Para Roberto Bolaño, escribió Rodrigo Fresán, “ser escritor no era una vocación, era un modo de ser, de vivir la vida”. Hace algunos años escribí unas crónicas sobre artesanos de Colombia Los hijo de Hefesto. Cuando inicié el proyecto, iba con la firme idea de conocer la técnica para tejer o trabajar con barro o arcilla, madera, en fin, de conocer cuál era la labor de esos hombres y mujeres con los insumos que les proporcionaba el entorno en el que vivían. A medida que transcurrieron los viajes para visitar sus talleres y conversar con ellos, entendí que el material era solo un vehículo para representar su forma de ver el mundo, todos llevaban años perfeccionando el oficio heredado de sus padres y abuelos o aprendido por la necesidad de tener un medio de subsistencia.
Recuerdo a un artesano de Pasto en el departamento de Nariño, al sur occidente de Colombia, Gilberto Granja, dedicado a una técnica ancestral llamada Mopa mopa que consiste en preparar una resina vegetal producida por un arbusto que lleva este mismo nombre y crece silvestre en la región del piedemonte amazónico y se usa para decorar objetos de madera. Recuerdo la imagen del maestro Granja sentado en la pequeña butaca haciendo su trabajo, envuelto por el silencio y enseñándome que lo más importante de su oficio era la paciencia y la dedicación y que los trabajos se terminan cuando se tienen que terminar.
En los días en que lo visité y conversamos, se me hizo difícil no pensar en el oficio del escritor, mi oficio, en la paciencia y en la obstinación única que menciona Perec y que tuvo Bolaño y que aún tiene el artesano Granja, esa forma de obstinación que para los que escribimos se materializa en novelas, relatos o poesía, esa obstinación que depende de cada cuerpo, de cada mente, de cada forma de entender el mundo, que está expuesta en la conexión intrínseca entre el cerebro y la mano, que tiene como único fin la perfección.
Bolaño aclara que esa perfección “no significa escribir bien, porque eso lo puede hacer cualquiera, sino escribir maravillosamente bien, y ni siquiera eso, pues escribir maravillosamente bien también lo puede hacer cualquiera. ¿Entonces qué es una escritura de calidad?”, se pregunta el chileno, “pues lo que siempre ha sido: saber meter la cabeza en lo oscuro, saber saltar al vacío, saber que la literatura básicamente es un oficio peligroso. Correr por el borde del precipicio: a un lado el abismo sin fondo y al otro lado las caras que uno quiere, las sonrientes caras que uno quiere, y los libros, y los amigos, y la comida”.

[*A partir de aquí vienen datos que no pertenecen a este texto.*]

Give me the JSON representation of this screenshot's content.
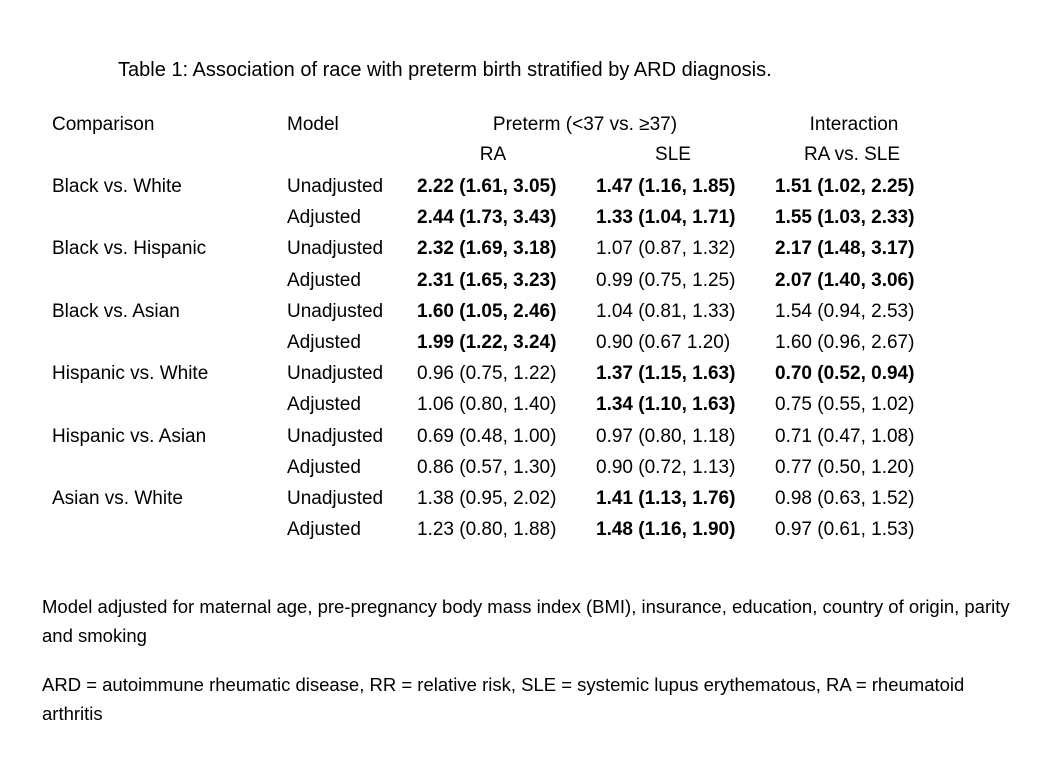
{
  "title": "Table 1: Association of race with preterm birth stratified by ARD diagnosis.",
  "headers": {
    "comparison": "Comparison",
    "model": "Model",
    "preterm": "Preterm (<37 vs. ≥37)",
    "interaction": "Interaction",
    "ra": "RA",
    "sle": "SLE",
    "ra_vs_sle": "RA vs. SLE"
  },
  "rows": [
    {
      "comparison": "Black vs. White",
      "model": "Unadjusted",
      "ra": {
        "text": "2.22 (1.61, 3.05)",
        "bold": true
      },
      "sle": {
        "text": "1.47 (1.16, 1.85)",
        "bold": true
      },
      "interaction": {
        "text": "1.51 (1.02, 2.25)",
        "bold": true
      }
    },
    {
      "comparison": "",
      "model": "Adjusted",
      "ra": {
        "text": "2.44 (1.73, 3.43)",
        "bold": true
      },
      "sle": {
        "text": "1.33 (1.04, 1.71)",
        "bold": true
      },
      "interaction": {
        "text": "1.55 (1.03, 2.33)",
        "bold": true
      }
    },
    {
      "comparison": "Black vs. Hispanic",
      "model": "Unadjusted",
      "ra": {
        "text": "2.32 (1.69, 3.18)",
        "bold": true
      },
      "sle": {
        "text": "1.07 (0.87, 1.32)",
        "bold": false
      },
      "interaction": {
        "text": "2.17 (1.48, 3.17)",
        "bold": true
      }
    },
    {
      "comparison": "",
      "model": "Adjusted",
      "ra": {
        "text": "2.31 (1.65, 3.23)",
        "bold": true
      },
      "sle": {
        "text": "0.99 (0.75, 1.25)",
        "bold": false
      },
      "interaction": {
        "text": "2.07 (1.40, 3.06)",
        "bold": true
      }
    },
    {
      "comparison": "Black vs. Asian",
      "model": "Unadjusted",
      "ra": {
        "text": "1.60 (1.05, 2.46)",
        "bold": true
      },
      "sle": {
        "text": "1.04 (0.81, 1.33)",
        "bold": false
      },
      "interaction": {
        "text": "1.54 (0.94, 2.53)",
        "bold": false
      }
    },
    {
      "comparison": "",
      "model": "Adjusted",
      "ra": {
        "text": "1.99 (1.22, 3.24)",
        "bold": true
      },
      "sle": {
        "text": "0.90 (0.67 1.20)",
        "bold": false
      },
      "interaction": {
        "text": "1.60 (0.96, 2.67)",
        "bold": false
      }
    },
    {
      "comparison": "Hispanic vs. White",
      "model": "Unadjusted",
      "ra": {
        "text": "0.96 (0.75, 1.22)",
        "bold": false
      },
      "sle": {
        "text": "1.37 (1.15, 1.63)",
        "bold": true
      },
      "interaction": {
        "text": "0.70 (0.52, 0.94)",
        "bold": true
      }
    },
    {
      "comparison": "",
      "model": "Adjusted",
      "ra": {
        "text": "1.06 (0.80, 1.40)",
        "bold": false
      },
      "sle": {
        "text": "1.34 (1.10, 1.63)",
        "bold": true
      },
      "interaction": {
        "text": "0.75 (0.55, 1.02)",
        "bold": false
      }
    },
    {
      "comparison": "Hispanic vs. Asian",
      "model": "Unadjusted",
      "ra": {
        "text": "0.69 (0.48, 1.00)",
        "bold": false
      },
      "sle": {
        "text": "0.97 (0.80, 1.18)",
        "bold": false
      },
      "interaction": {
        "text": "0.71 (0.47, 1.08)",
        "bold": false
      }
    },
    {
      "comparison": "",
      "model": "Adjusted",
      "ra": {
        "text": "0.86 (0.57, 1.30)",
        "bold": false
      },
      "sle": {
        "text": "0.90 (0.72, 1.13)",
        "bold": false
      },
      "interaction": {
        "text": "0.77 (0.50, 1.20)",
        "bold": false
      }
    },
    {
      "comparison": "Asian vs. White",
      "model": "Unadjusted",
      "ra": {
        "text": "1.38 (0.95, 2.02)",
        "bold": false
      },
      "sle": {
        "text": "1.41 (1.13, 1.76)",
        "bold": true
      },
      "interaction": {
        "text": "0.98 (0.63, 1.52)",
        "bold": false
      }
    },
    {
      "comparison": "",
      "model": "Adjusted",
      "ra": {
        "text": "1.23 (0.80, 1.88)",
        "bold": false
      },
      "sle": {
        "text": "1.48 (1.16, 1.90)",
        "bold": true
      },
      "interaction": {
        "text": "0.97 (0.61, 1.53)",
        "bold": false
      }
    }
  ],
  "notes": [
    "Model adjusted for maternal age, pre-pregnancy body mass index (BMI), insurance, education, country of origin, parity and smoking",
    "ARD = autoimmune rheumatic disease, RR = relative risk, SLE = systemic lupus erythematous, RA = rheumatoid arthritis"
  ]
}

El mayor grado de jerarquía de un artesano es el de maestro y se alcanza con el tiempo. Según Sennett, “para producir un maestro carpintero o músico hacen falta diez mil horas de experiencia”. Bolaño no tuvo una vida extensa, pero sí muy intensa y no cabe duda que debió trascender esas horas que anota Sennett. El deber en ese grado de maestro para un artesano está en enseñar lo que sabe a gente más joven, que se denominan aprendices, especialmente para que el oficio no se pierda. Bolaño logró alcanzar ese grado, quizás, después de muerto, pero es indudable que hoy sus aprendices están dispersos por el mundo y que, como escribe Vila-Matas al recordar cuando le enviaba sus novelas antes de publicarlas para que les echara un último vistazo, “Bolaño vivía la vida de tal forma que nos enseñaba a escribir, como si estuviera diciéndonos que jamás hay que perder de vista que vivir y escribir no admite bromas, aunque uno sonría”.